Tre Procure siciliane, pochi giorni dopo l’immediata smentita di Palermo, si affrettano a comunicare che l’intercettazione “incriminata”, quella cioè tra l’ex primario palermitano Tutino e il presidente della Regione Crocetta, non esiste.
Non esiste tra gli atti di Caltanissetta; né tra quelli di Messina e a Catania il facente funzioni Michelangelo Patanè si è limitato seccamente a dire che, per quanto ne sa lui, “la risposta è negativa”. Quindi ci troviamo di fronte a due strade. Da una parte la leggerezza imperdonabile di una delle più autorevoli testate italiane, abbagliata da uno scoop poi non così tanto “verificato e verificabile”. Dall’altra l’ipotesi che questa presunta intercettazione sia stata davvero captata (chissà da quale forza in campo, probabilmente prima di ogni autorizzazione formale) e sciorinata sotto il naso non solo dei cronisti dell’Espresso, ma anche – e soprattutto – di Lucia Borsellino e della sua famiglia, su carta intestata dei carabinieri.

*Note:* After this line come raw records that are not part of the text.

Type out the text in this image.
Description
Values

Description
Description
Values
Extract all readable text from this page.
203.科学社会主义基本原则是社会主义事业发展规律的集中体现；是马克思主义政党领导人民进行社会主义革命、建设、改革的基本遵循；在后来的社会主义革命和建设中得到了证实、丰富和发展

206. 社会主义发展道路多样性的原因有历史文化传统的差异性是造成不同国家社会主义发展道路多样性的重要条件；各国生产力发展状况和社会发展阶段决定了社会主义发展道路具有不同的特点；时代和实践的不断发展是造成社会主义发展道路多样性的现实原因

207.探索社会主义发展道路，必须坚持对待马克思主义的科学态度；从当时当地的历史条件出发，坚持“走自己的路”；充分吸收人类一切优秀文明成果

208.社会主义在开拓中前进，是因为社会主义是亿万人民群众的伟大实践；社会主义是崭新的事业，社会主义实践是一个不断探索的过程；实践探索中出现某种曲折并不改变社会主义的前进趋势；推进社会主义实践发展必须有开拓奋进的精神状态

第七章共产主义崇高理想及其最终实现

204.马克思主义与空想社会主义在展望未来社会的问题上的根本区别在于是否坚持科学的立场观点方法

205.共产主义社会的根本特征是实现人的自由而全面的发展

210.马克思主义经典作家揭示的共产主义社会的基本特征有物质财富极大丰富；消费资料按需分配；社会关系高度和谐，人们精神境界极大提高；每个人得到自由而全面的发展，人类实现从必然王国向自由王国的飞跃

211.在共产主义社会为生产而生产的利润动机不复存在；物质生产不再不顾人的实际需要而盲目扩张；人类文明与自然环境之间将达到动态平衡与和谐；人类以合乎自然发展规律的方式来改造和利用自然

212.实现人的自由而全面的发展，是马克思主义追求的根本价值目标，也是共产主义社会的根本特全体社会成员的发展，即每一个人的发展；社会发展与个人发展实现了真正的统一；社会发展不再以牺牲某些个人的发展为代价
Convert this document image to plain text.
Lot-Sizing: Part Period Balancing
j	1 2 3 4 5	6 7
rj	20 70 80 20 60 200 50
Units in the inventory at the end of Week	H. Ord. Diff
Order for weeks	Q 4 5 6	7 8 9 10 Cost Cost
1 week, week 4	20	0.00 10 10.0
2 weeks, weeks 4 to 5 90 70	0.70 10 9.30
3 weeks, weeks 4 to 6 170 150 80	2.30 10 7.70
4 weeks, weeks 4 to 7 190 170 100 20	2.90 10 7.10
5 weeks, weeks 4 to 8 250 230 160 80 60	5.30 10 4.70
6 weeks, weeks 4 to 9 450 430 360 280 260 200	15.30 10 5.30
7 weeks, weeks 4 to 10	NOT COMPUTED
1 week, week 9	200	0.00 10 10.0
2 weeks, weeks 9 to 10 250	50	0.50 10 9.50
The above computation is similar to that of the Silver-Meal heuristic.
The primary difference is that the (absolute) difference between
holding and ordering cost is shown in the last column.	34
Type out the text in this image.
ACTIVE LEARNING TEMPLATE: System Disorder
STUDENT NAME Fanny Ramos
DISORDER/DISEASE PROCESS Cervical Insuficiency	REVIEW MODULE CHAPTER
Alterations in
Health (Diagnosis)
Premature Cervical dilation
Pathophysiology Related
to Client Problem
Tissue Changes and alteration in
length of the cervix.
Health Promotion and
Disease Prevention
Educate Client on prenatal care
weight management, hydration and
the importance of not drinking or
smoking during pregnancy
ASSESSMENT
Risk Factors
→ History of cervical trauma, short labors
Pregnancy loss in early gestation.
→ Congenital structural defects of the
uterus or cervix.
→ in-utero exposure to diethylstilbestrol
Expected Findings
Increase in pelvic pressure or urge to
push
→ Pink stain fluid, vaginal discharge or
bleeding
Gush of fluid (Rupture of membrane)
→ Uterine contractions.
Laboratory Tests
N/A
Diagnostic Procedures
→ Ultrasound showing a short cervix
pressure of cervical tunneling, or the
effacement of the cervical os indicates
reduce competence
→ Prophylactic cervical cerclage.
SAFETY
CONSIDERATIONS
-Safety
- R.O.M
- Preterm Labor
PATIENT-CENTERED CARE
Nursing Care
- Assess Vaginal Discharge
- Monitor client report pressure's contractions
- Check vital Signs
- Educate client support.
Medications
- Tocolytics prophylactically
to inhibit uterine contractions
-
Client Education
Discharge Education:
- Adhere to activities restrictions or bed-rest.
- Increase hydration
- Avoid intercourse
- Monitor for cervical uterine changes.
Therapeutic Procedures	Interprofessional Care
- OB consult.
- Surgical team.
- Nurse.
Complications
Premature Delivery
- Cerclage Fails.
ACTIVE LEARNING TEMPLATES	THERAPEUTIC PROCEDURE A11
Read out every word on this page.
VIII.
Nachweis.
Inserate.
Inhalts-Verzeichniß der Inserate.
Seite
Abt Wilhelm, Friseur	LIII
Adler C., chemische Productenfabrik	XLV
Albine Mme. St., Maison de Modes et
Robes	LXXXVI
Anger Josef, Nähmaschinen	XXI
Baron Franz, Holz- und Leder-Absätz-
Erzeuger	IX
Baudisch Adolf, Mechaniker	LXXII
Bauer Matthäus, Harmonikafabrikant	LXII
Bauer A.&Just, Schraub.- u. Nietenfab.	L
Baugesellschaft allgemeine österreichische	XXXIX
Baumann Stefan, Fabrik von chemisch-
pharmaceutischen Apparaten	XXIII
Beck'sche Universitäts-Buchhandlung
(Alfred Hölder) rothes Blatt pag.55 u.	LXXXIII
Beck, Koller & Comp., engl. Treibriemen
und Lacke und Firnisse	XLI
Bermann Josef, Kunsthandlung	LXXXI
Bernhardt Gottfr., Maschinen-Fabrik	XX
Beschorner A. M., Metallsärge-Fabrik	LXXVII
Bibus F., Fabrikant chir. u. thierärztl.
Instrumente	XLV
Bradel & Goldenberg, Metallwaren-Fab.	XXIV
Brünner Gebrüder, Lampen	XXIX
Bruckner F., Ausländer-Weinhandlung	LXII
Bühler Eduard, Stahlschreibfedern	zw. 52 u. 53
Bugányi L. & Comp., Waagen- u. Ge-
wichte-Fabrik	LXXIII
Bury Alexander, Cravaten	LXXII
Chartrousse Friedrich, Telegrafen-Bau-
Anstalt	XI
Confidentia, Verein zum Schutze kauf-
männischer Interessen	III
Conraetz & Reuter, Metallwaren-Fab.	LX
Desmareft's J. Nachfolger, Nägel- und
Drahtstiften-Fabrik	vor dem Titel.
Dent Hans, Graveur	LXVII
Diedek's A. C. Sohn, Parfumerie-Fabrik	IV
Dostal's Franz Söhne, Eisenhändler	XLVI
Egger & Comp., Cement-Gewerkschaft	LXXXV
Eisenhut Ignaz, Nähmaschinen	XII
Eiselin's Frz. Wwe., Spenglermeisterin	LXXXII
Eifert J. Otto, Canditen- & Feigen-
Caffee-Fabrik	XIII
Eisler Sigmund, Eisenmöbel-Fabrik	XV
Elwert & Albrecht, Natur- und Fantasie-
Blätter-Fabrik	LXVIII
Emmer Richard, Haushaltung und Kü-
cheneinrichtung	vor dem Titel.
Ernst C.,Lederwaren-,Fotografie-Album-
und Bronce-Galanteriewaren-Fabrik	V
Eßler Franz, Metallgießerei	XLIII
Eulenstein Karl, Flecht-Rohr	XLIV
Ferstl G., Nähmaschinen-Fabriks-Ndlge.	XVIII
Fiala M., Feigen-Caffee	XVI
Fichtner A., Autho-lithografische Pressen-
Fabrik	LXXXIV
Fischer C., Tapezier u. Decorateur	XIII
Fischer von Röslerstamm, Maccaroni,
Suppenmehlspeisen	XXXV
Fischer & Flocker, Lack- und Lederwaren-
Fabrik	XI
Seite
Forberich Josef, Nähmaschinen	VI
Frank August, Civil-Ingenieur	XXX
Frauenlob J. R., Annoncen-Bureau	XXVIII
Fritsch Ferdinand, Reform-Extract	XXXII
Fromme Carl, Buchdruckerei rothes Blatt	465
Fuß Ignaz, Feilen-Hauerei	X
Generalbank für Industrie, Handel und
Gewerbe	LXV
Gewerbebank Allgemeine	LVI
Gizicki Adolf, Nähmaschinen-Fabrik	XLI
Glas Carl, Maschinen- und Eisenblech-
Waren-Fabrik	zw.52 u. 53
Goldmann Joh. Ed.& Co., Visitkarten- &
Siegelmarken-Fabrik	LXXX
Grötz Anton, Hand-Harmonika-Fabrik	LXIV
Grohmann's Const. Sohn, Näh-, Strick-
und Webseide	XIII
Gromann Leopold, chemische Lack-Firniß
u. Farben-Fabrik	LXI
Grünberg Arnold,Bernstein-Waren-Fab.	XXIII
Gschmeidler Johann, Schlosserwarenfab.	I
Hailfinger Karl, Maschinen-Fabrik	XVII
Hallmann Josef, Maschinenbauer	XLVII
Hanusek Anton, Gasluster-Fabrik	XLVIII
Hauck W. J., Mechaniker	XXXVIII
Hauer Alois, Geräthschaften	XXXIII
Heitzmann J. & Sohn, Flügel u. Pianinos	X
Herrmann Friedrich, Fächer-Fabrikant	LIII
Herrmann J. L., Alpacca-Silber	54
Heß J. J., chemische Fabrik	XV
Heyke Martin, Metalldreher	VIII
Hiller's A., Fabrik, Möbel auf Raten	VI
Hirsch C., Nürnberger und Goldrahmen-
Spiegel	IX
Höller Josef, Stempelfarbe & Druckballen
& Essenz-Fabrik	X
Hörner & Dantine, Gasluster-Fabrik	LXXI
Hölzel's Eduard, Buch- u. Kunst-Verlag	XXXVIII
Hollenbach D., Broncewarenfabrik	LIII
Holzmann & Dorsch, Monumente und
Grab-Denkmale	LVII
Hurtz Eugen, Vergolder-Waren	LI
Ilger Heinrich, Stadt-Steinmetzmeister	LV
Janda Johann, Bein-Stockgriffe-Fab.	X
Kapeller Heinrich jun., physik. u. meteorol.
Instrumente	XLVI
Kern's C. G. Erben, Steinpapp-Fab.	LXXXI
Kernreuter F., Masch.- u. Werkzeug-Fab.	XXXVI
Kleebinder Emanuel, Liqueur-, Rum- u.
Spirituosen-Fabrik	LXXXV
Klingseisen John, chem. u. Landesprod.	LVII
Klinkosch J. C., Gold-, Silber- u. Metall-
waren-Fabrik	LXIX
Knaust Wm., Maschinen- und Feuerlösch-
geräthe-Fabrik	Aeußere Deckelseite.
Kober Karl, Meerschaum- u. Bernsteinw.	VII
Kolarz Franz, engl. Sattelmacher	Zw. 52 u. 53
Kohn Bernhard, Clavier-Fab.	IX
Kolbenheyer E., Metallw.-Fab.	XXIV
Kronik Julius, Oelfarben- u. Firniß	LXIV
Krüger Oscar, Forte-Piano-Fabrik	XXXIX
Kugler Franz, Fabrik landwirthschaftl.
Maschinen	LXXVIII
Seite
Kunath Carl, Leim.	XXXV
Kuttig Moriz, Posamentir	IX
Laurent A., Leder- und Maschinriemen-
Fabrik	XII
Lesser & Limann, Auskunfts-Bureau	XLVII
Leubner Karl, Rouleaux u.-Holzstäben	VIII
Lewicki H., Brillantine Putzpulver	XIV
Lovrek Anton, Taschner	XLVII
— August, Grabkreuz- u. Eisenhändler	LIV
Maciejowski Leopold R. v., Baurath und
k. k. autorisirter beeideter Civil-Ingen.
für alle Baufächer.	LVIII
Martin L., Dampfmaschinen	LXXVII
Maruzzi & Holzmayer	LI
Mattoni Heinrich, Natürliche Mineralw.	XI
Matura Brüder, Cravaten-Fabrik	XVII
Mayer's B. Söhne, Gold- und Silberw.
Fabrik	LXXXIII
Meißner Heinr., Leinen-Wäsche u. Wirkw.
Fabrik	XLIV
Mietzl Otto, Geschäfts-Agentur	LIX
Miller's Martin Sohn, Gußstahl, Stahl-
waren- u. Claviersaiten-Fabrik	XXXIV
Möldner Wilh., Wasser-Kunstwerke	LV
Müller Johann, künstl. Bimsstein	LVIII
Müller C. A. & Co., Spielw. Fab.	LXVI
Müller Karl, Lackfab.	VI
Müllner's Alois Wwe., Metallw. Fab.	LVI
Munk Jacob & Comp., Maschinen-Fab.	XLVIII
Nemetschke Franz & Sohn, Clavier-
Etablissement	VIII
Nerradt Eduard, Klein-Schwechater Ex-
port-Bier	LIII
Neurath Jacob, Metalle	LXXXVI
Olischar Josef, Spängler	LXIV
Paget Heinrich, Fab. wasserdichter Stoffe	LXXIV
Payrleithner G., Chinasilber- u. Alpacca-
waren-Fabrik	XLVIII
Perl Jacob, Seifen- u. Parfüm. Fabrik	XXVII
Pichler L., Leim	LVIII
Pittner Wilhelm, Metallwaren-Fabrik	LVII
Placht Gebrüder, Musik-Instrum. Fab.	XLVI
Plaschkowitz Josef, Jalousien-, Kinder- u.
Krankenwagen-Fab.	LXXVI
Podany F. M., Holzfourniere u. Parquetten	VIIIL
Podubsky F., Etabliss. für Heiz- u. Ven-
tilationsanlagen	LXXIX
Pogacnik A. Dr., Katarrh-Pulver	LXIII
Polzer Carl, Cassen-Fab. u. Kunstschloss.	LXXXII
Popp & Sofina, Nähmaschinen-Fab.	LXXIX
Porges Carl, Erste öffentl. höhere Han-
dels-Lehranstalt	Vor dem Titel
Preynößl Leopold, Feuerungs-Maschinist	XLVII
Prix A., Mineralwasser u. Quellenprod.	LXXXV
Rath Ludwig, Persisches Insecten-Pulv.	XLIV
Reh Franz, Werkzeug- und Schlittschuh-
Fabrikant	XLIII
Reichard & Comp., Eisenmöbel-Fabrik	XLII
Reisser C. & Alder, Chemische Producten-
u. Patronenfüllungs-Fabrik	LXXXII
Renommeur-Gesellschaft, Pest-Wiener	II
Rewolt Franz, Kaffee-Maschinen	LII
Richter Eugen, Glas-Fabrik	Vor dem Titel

Chi sostiene questa pista ritiene anche che qualcuno si sia mosso per cancellare le tracce e far sparire ogni prova dopo il 19 luglio. Qualcuno che, come si legge in una ricostruzione inedita del quotidiano online Fanpage, “non si vedeva in Sicilia dai tempi di Andreotti”.
Apparentemente, dunque, uno o più “benefattori” avrebbero prima diffuso una notizia scottante; fatto esplodere una bomba mediatica e poi ripulito la scena dalle prove. Se fosse davvero questo lo scenario, ci sarebbe davvero da preoccuparsi. Perché dovremmo credere che i manovratori occulti esistono davvero e sono tornati in azione. Anzi, che forse non hanno mai smesso di agire.